MEDI4166 or placebo was administered to n = 30 or n = 10 participants, respectively, in Part A of the study, and n = 48 or n = 15 participants, respectively, in Part B. The incidence of treatment-emergent adverse events (TEAEs) were comparable between MEDI4166 and placebo in both Part A (60% vs 50%) and Part B (79% vs 87%) of the study. Common TEAEs with MEDI4166 included injection-site reactions, diarrhoea and headache; there was no evidence for dose-related increases in TEAEs. In Part B of the study, at all tested doses of MEDI4166, there was a significant decrease in LDL-cholesterol levels vs placebo (least squares mean [95% CI]; MEDI4166 50 mg, -1.25 [-1.66, -0.84]; MEDI4166 200 mg, -1.97 [-2.26, -1.68]; MEDI4166 400 mg, -1.96 [-2.23, -1.70]; placebo, -0.03 [-0.35, 0.28]; all p < 0.0001). However, there were no clinically relevant reductions or significant differences between MEDI4166 vs placebo in glucose AUC0-4h post-MMTT (least squares mean [95% CI]; MEDI4166 50 mg, -10.86 [-17.69, -4.02]; MEDI4166 200 mg, -4.23 [-8.73, 0.28]; MEDI4166 400 mg, -2.59 [-7.14, 1.95]; placebo, -4.84 [-9.95, 0.28]; all p > 0.05). MEDI4166 was associated with a pharmacokinetic profile supportive of weekly dosing and an overall treatment-induced anti-drug antibody-positive rate of 22%.

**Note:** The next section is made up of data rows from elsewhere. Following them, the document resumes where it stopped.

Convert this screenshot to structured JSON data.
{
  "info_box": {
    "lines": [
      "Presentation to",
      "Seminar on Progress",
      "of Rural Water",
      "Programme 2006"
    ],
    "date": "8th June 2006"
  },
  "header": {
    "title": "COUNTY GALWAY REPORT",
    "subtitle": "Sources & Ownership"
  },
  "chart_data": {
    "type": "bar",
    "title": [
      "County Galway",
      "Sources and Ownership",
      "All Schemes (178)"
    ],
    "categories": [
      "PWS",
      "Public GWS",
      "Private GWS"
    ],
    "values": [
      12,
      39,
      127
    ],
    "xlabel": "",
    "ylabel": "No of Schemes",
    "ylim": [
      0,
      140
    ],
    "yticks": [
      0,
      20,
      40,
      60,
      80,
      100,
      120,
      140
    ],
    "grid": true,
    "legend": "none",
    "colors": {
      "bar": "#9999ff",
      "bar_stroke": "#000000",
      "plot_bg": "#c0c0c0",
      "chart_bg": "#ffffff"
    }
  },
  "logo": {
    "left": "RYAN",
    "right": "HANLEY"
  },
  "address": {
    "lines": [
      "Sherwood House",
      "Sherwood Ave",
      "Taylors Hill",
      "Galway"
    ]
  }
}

MEDI4166 was associated with an acceptable tolerability profile and significantly decreased LDL-cholesterol levels in a dose-dependent manner in overweight or obese patients with type 2 diabetes. However, there were no significant reductions in postprandial glucose levels at any dose of MEDI4166.
Diabetologia. 2019 Mar;62(3):373-386.